The investigation, which began on 15 January 2020, reportedly concerns suspected bribery of Fahad Al Rajaan, the former director of Kuwait's Public Institution for Social Security (PIFSS). Al Rajaan, who is now deceased, allegedly received commissions in exchange for awarding mandates to manage public funds to several Swiss banks. The companies SETE SA and Hardstone Services SA are alleged to have paid commissions to offshore companies, with some funds allegedly ending up in an account of a person who was a front for Al Rajaan in the Bahamas.

According to SETE's press release and statements from their legal representative, neither Spiros Latsis nor the two companies under investigation are directly involved in the investigation or have been charged with any offense by the Swiss Federal Public Prosecutor's Office.

==Honours, recognition, and philanthropy==
In 2006 Latsis received an honorary doctorate from Witten/Herdecke University in Witten, Germany recognizing his work in the field of economics.

In addition to his various business holdings, Latsis (with his family) helps to fund the John S. Latsis Public Benefit Foundation and the International Latsis Foundation in Geneva.

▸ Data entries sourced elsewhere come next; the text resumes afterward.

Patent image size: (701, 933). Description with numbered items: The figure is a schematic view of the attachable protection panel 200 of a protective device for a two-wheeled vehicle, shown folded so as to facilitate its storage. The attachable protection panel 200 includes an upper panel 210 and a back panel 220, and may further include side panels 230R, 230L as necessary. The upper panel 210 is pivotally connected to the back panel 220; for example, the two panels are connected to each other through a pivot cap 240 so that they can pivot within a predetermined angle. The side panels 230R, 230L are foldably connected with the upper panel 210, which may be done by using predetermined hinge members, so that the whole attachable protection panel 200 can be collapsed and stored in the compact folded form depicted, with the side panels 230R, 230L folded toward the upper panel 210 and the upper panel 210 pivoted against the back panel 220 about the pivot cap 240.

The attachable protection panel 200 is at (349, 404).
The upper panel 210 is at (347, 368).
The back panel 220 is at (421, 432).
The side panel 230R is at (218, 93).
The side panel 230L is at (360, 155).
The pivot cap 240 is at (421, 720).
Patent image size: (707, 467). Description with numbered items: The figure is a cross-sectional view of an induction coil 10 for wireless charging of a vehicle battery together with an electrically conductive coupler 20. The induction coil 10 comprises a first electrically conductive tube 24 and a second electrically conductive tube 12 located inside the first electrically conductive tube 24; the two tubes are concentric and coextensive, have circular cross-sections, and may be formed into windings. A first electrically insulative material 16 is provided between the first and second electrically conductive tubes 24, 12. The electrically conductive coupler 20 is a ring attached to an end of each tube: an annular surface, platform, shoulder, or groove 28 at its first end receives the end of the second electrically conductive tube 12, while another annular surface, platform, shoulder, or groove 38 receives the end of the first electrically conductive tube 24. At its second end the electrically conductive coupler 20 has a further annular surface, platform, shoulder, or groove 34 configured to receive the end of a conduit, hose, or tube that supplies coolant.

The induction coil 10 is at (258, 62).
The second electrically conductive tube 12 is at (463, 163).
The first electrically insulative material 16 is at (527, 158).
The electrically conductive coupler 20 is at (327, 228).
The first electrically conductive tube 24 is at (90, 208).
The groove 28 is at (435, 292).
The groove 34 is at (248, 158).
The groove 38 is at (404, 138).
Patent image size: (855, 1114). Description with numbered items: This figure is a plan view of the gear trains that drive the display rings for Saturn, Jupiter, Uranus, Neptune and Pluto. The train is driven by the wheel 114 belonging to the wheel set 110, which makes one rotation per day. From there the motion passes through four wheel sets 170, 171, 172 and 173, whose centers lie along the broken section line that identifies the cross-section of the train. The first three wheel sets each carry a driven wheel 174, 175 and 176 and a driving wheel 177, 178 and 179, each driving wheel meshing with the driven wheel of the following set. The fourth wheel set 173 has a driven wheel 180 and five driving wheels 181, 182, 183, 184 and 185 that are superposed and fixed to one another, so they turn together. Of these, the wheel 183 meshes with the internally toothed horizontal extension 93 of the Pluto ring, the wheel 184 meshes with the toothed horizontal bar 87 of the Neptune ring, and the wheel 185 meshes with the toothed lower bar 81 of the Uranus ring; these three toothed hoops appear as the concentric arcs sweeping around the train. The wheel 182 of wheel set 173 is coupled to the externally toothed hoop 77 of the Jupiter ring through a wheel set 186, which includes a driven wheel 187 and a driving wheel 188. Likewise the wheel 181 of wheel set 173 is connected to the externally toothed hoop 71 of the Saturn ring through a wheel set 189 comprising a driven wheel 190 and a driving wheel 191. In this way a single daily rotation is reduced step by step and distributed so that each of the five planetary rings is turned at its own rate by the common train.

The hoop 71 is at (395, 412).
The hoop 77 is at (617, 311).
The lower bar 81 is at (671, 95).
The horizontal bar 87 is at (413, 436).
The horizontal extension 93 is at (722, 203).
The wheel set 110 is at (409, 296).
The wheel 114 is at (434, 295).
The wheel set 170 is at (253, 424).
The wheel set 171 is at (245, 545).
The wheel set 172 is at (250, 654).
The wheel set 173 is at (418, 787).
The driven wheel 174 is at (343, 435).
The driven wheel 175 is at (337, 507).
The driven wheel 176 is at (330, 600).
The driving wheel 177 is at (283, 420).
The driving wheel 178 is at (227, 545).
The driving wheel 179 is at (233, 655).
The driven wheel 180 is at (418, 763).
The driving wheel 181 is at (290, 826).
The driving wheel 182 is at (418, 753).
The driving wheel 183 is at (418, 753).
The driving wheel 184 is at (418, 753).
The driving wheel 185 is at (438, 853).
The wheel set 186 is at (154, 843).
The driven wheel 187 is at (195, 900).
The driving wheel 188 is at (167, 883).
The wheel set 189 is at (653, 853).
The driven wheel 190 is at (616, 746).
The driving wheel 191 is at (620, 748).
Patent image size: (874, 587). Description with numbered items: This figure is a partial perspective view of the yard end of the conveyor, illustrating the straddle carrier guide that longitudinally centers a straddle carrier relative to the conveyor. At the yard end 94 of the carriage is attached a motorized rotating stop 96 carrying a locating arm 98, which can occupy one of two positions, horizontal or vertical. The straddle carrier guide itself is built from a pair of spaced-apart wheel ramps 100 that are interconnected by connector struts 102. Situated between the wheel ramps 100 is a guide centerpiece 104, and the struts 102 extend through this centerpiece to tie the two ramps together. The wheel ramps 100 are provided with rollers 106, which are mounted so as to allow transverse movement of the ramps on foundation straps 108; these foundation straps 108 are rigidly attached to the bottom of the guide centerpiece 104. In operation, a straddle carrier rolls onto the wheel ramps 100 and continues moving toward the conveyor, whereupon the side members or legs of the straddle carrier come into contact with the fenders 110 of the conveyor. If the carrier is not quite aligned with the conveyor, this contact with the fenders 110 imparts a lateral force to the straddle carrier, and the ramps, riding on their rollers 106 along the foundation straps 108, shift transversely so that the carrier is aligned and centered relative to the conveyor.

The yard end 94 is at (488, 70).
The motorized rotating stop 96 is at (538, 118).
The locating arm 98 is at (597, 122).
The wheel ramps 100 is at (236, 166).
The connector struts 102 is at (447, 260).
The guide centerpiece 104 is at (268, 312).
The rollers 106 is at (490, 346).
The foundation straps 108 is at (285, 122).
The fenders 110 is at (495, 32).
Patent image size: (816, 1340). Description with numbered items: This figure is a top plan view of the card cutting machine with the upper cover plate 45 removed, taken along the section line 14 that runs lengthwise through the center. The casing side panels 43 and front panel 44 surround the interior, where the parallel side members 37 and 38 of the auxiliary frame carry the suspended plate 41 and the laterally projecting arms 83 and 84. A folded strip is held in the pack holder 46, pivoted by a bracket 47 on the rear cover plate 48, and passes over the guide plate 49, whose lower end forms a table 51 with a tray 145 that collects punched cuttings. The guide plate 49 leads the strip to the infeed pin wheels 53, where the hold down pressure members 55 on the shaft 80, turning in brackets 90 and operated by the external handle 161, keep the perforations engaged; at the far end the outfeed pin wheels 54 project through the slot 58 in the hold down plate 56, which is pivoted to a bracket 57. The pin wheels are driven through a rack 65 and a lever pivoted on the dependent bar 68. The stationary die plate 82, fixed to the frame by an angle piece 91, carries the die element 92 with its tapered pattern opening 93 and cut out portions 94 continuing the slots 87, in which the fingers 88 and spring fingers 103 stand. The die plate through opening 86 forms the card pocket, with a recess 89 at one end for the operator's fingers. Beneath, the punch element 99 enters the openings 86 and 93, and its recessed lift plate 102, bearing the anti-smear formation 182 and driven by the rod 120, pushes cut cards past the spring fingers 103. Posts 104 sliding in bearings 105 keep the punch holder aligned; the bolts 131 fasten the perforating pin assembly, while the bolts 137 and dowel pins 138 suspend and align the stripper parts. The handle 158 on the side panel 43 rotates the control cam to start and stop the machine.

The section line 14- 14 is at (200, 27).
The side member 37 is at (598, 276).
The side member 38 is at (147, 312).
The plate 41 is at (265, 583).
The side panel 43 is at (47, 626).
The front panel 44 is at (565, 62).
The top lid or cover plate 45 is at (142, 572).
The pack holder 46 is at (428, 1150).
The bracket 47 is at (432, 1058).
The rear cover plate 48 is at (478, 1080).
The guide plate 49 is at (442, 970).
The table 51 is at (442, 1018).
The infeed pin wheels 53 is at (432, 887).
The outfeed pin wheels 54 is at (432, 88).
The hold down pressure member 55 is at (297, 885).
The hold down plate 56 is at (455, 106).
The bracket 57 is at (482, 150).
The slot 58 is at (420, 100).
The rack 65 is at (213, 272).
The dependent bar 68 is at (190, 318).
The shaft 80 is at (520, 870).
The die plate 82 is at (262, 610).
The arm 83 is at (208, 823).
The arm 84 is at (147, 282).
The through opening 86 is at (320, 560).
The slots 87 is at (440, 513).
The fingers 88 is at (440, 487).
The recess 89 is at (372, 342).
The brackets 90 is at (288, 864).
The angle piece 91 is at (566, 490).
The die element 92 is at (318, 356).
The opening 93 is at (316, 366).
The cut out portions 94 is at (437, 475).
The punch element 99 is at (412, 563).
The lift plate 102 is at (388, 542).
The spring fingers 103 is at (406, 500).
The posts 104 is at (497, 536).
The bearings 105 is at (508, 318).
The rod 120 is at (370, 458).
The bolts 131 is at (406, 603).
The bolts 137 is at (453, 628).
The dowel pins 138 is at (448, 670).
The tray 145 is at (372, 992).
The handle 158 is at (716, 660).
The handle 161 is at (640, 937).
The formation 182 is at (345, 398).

In 2012, he transferred around $300 million of his Greek banking stock holdings to various members of the Latsis family, with a contribution also going to the Foundation.

The John S. Latsis Public Benefit Foundation helps to fund programs in the areas of education, scientific research, social welfare, and culture. The Geneva Foundation funds five scientific awards per annum as well as a number of conferences at the Swiss Polytechnic Institutes in Lausanne and Zurich as well as the University of Geneva.